U.S. Air Force Deploys Kubernetes And Istio On F-16 In 45 days

As hybrid cloud strategies go, the U.S. military certainly is taking a unique approach.

As military organizations are increasingly dependent on software, they are using an array of cloud tools that are open source like Kubernetes and Istio for their jobs. The US military has also taken a unique approach according to a presentation by Nicholas Chaillan, chief software officer for the U.S. Air Force, the KubeCon 2019 in San Diego. From weapons systems to even fighter planes, tools have to be deployed in some interesting places, And now, even F-16s are running Kubernetes based on the legacy hardware which is built into those jets.

According to Chaillan, “One point for the team was to demonstrate that it could be done,”. His challenge to the Air Force and its partners was to get Kubernetes up and running in 45 days on a jet. Though this was difficult, the team met the goal and there are three concurrent Kubernetes clusters now running on F16s. During his presentation at KubeCon, Chaillan explained that the Air Force and the remaining Department of Defence are betting on the containers, Kubernetes, and Istio. It’s a universal development platform which is flexible for software teams across the military.

Most military software teams were developing software following the old-fashioned waterfall process before this project was started about 18 months ago. This way it could have taken years to implement and with updates, testing and security reviews it could have relied heavily on human labor to complete tasks without any automation. 

However, it becomes difficult for the military if they fall behind the mainstream when it comes to the technology application for its mission. Rivals could get an edge on the battlefield as they invest in their own software capabilities. 

Chaillan states that it’s very important for the military to reduce the attack surface and also be able to mitigate threats.

The Department of Defense Enterprise DevSecOps

Chaillan along with his team have adopted open-source software as the foundation of their new development platform, called the DoD Enterprise DevSecOps Initiative. It is a combination of Istio, knative, Kubernetes and an internally developed specification that is for “hardening” containers. This comes with a strict set of security requirements as it is the default software development platform across the military.
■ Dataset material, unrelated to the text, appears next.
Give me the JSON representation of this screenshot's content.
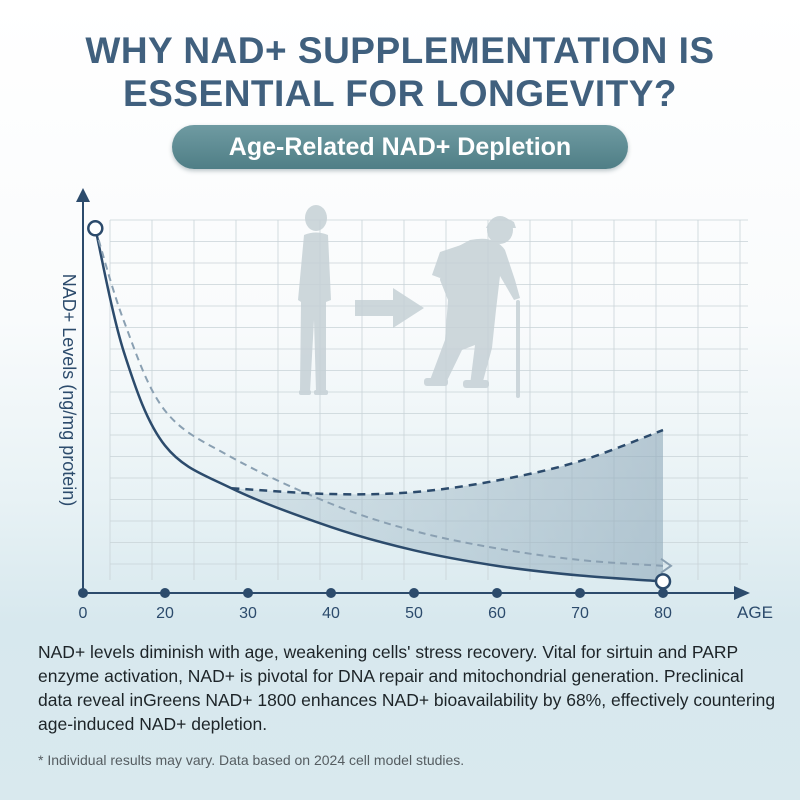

Chaillan further added on during a press conference explaining that the team chose to use Kubernetes specifically, with other projects providing security for the networking layer of the DoD stack. The software teams in various regions can be discrete over how they use the tools available, but it must be constructed on the layer which is provided by the Platform One team of the Air Force.  Also, here are several things the teams are not allowed to change. Interestingly, the entire stack was designed to run on Amazon Web Services’ GovCloud or Microsoft Azure.

There faced lots of challenges along the way. Kubernetes has not been designed for disconnected environments the military must use in many situations where data should not reach the internet. Chaillan says that the DoD will have a lot of suggestions for Kubernetes maintainers for this portion of the project, and this could pave the way for the use of Kubernetes in other sensitive operating environments.

“We’re very used to updating using the internet, and having connectivity to the internet, getting the updates directly from the internet,” he said.

An Open Source Stack at DoD Scale

The scale of operation of the DoD is unlike commercial operations and Chaillan had to train 100,000 people on the principles of DevSecOps, alongside the new tools. This is a reflection that the DoD is using this new development platform for plenty of unclassified applications. With more than 2 million people in the military, most of them are not flying F-16s running Kubernetes. Chaillan said that it’s a tiny piece of the rest of the work they are doing. They also have a lot of business systems that are moving to cloud-native environments, microservices, that are being built right from the get-go.

The entire DoD Enterprise DevSecOps Initiative stack is available for anyone to check and is open source.